Sinekler de iletişim kuruyorlardır. Ama kavramları yok. Sineklerin. Savaşma niyetine sahip olduklarını da sanmıyorum. Sinekler savaş yaparlar mı acaba? Birbirlerini kovaladıklarını farkediyorum. Ama galiba savaşmıyorlar. Sinekler ticaret de yapmıyorlar. Sineklerin markaları da yok.. Bunların hepsi. Ama hepsi. Biz insanların marifeti! Sinekler. Silahlanmıyorlardır da… Silahlanmadıkları için de…

Okumaya devam ediniz>>

İnsanlar gibi. Yalnızca bir günde. Ve her gün. 3 milyar dolardan fazla. Askeri amaçlı harcamalar yapmak zorunda kalmıyorlar. Biz insanlar. Tüm bunları yapıyoruz. Peki. Biz bunları yapa dururken. Sinekler ne yapıyorlar? Onlar. Basit bir şey yapıyorlar.. Onlar. Basitçe.. Yaşıyorlar! Montaigne, ” Yaşamak, en büyük eserimizdir” diye düşünür. Ve bir sinek. Biz insanlara şu soruyu hatırlatır: ” Varız ama. Yaşıyor muyuz!” Yoksa. Kendi aklımızla. Kendi ellerimizle çattığımız. Kafeslerin içinde. İtişip kakışıyor muyuz?.. Oramıza buramıza konup da. Bir filozof gibi. Bizi süzen o sinekler. Onlar da. Yaşamak için bir mücadele veriyorlar tabii ki. Onlarda da bir yaşama içgüdüsü var. Onlar da hayatta kalmanın savaşını veriyorlardır gerektikçe. Tüm canlılar gibi.

Ama öte yandan. Doğadaki. Tüm canlıların içinde. İnsanların mücadelesi. Biraz daha farklı… İnsanlık neyin mücadelesini veriyor? En başlangıçta. Uygarlık öncelerinde. Savanalarda. Mağaralarda yaşarken. İnsanlar da diğer canlılar gibiydi. Sadece ve sadece. Yaşama. Hayatta kalma içgüdüsüne sahipti. Tabiattaki. Tüm canlılar gibi.

Ama. Ne zamanki insan denilen canlı. Uygarlaşma yolunda ilerlemeye yöneldi. İşte o zaman. Yaşama içgüdüsünün yanında. Yeni bir güdü de yeşermeye başladı. Ve bu içgüdü giderek. İnsanlığın en temel güdülerinden biri haline geldi: Hakimiyet anlayışı. Kendisi dışındaki herşeye hakim olma hırsı…
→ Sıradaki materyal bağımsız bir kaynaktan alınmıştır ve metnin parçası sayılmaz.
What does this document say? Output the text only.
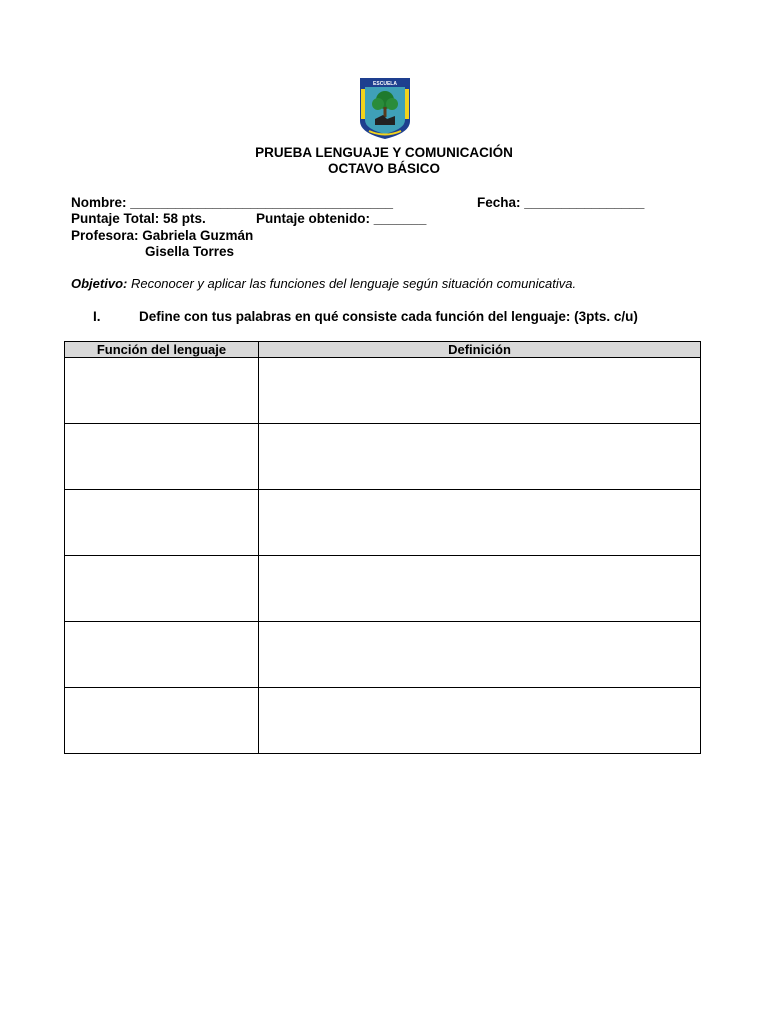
ESCUELA
PRUEBA LENGUAJE Y COMUNICACIÓN
OCTAVO BÁSICO
Nombre: ___________________________________	Fecha: ________________
Puntaje Total: 58 pts.	Puntaje obtenido: _______
Profesora: Gabriela Guzmán
Gisella Torres
Objetivo: Reconocer y aplicar las funciones del lenguaje según situación comunicativa.
I.	Define con tus palabras en qué consiste cada función del lenguaje: (3pts. c/u)
Función del lenguaje	Definición
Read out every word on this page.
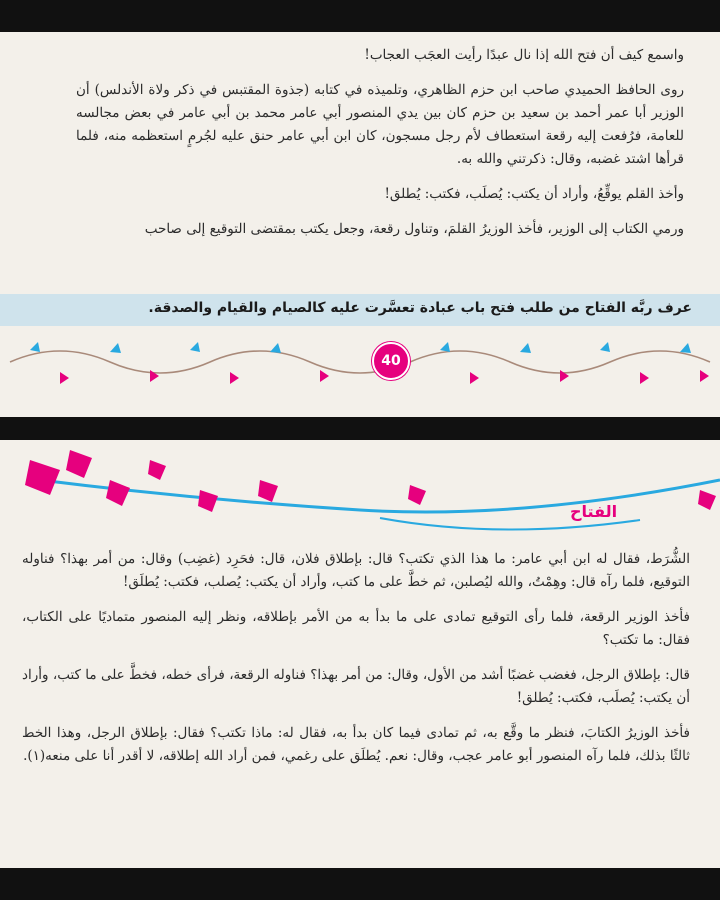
واسمع كيف أن فتح الله إذا نال عبدًا رأيت العجَب العجاب!

روى الحافظ الحميدي صاحب ابن حزم الظاهري، وتلميذه في كتابه (جذوة المقتبس في ذكر ولاة الأندلس) أن الوزير أبا عمر أحمد بن سعيد بن حزم كان بين يدي المنصور أبي عامر محمد بن أبي عامر في بعض مجالسه للعامة، فرُفعت إليه رقعة استعطاف لأم رجل مسجون، كان ابن أبي عامر حنق عليه لجُرمٍ استعظمه منه، فلما قرأها اشتد غضبه، وقال: ذكرتني والله به.

وأخذ القلم يوقِّعُ، وأراد أن يكتب: يُصلَب، فكتب: يُطلق!

ورمي الكتاب إلى الوزير، فأخذ الوزيرُ القلمَ، وتناول رقعة، وجعل يكتب بمقتضى التوقيع إلى صاحب

عرف ربَّه الفتاح من طلب فتح باب عبادة تعسَّرت عليه كالصيام والقيام والصدقة.
40
الفتاح

الشُّرَط، فقال له ابن أبي عامر: ما هذا الذي تكتب؟ قال: بإطلاق فلان، قال: فحَرِد (غضِب) وقال: من أمر بهذا؟ فناوله التوقيع، فلما رآه قال: وهِمْتُ، والله ليُصلبن، ثم خطَّ على ما كتب، وأراد أن يكتب: يُصلب، فكتب: يُطلَق!

فأخذ الوزير الرقعة، فلما رأى التوقيع تمادى على ما بدأ به من الأمر بإطلاقه، ونظر إليه المنصور متماديًا على الكتاب، فقال: ما تكتب؟

قال: بإطلاق الرجل، فغضب غضبًا أشد من الأول، وقال: من أمر بهذا؟ فناوله الرقعة، فرأى خطه، فخطَّ على ما كتب، وأراد أن يكتب: يُصلَب، فكتب: يُطلق!

فأخذ الوزيرُ الكتابَ، فنظر ما وقَّع به، ثم تمادى فيما كان بدأ به، فقال له: ماذا تكتب؟ فقال: بإطلاق الرجل، وهذا الخط ثالثًا بذلك، فلما رآه المنصور أبو عامر عجب، وقال: نعم. يُطلَق على رغمي، فمن أراد الله إطلاقه، لا أقدر أنا على منعه(١).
Nobel Barış Ödülü sahibi Alman humaniter. Albert Schweitzer. Bu hırsı büyük bir tehlike olarak görür: “Tehlikeli bir dönemde yaşıyoruz. İnsan kendine hükmetmeyi öğrenmeden.Doğaya hükmetmeyi öğrendi“. Ve. Hakim oldukça uygarlaştı. Uygarlaştıkça da hakimiyeti arttı. “Avusturyalı bilim insanı Freud’ a göre ise. “Hayvani dürtülerle güdülenen insanın. Aynı zamanda uygar bir varlık olmaya çalışması. Trajik bir durumdur. Ve bu trajedinin sonucu. Uygarlığın kaçınılmaz huzursuzluğu” dur.

Öyle değil miyiz? İnsanlık huzursuz değil mi?..

Sinek. Döne döne uzaklaştı. Ben de onu unuttum. O an için…Aslında Bir sineği. Burada görünce. Önce şaşırmadım desem. Yalan olur. Yolda yürürken. Evde kitap okurken. Bahçede ot yolarken. Bir tren vagonunda uzanmış hayal kurarken. Bir otobüste. Bir restoranda yemek yerken. Hatta bir şehir hatları vapurunda. Çayı yudumlarken. Bazan bir kayıkta balık tutarken. … Bunların hepsine hazırdım. Sinek böylesi bir arkadaştır. Çok yerde sizinle olabilir. Boynuna tasma takıp dolaştıramazsınız onu. Ama o sizi bulur. Bir gergedan. Bir timsah. Bir tilki. Heryerde karşınıza çıkmaz. Ama sinek. Her yerde sizi bulur… Ama! Doğrusu bu ya! Bir sinek. Bir uçağın içinde. İşte bu bana çok tuhaf bir durum gibi geldi.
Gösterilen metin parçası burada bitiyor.